I authored Assembly Bill 2819 to address this situation. The bill says court records in eviction lawsuits would become public only if a landlord wins in court. Tenant blacklists could only list the names of tenants who were actually evicted. No longer would innocent tenants be forced into homelessness. AB 2819 would allow tenants to assert their rights without the fear of getting blacklisted.

Slum conditions in rental housing continue to plague our state. Last winter, an elderly man in Fresno died after the heat in his apartment stopped working for a month. Too many tenants are afraid to fight for their rights to habitable housing because court delays mean they could end up blacklisted.

In Los Angeles County, more than 6,000 eviction cases a year take more than 60 days to process. In San Francisco, it’s over 500 cases.

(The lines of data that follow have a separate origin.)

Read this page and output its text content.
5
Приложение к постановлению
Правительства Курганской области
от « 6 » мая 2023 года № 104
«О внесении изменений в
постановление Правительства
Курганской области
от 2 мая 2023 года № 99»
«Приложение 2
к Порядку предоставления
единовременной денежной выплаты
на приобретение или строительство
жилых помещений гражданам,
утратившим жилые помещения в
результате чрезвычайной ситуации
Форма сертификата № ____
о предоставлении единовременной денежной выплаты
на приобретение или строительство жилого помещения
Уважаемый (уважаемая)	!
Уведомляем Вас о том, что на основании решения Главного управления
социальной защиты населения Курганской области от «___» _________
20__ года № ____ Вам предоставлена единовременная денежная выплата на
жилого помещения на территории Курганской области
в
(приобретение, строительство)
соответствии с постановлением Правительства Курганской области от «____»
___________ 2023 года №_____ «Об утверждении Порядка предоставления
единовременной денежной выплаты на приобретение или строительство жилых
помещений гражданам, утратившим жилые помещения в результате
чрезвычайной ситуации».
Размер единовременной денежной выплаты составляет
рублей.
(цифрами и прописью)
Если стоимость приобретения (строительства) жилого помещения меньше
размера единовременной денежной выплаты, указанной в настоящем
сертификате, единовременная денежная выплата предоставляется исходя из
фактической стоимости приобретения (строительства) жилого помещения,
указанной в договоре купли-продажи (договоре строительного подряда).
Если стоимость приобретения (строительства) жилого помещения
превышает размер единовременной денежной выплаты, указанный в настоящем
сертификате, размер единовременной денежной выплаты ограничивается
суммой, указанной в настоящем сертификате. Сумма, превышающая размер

Currently, every one of these tenants could be blacklisted even if they win their cases. Under AB 2819, only people who lose in court would be unmasked for the commercial blacklists.

Opponents claim AB 2819 would prevent landlords from obtaining vital information about potential tenants. But amendments to the bill ensure that the concerns of the rental housing industry have been addressed, and the statewide apartment association does not oppose the bill.

Moreover, every landlord would remain free to call previous landlords to run reference checks. Landlords also could verify whether a prospective tenant has a criminal history and screen a tenant’s credit record.

Ask yourself: Should a college kid face an eviction lawsuit for complaining to the landlord or local code authority about mold in an apartment? And should that kid be blacklisted from renting for the seven years? I hope Gov. Jerry Brown asks himself those same questions and concludes that AB 2819 is the correct answer.

Assemblyman David Chiu, D-San Francisco, chairs the Assembly Housing and Community Development Committee.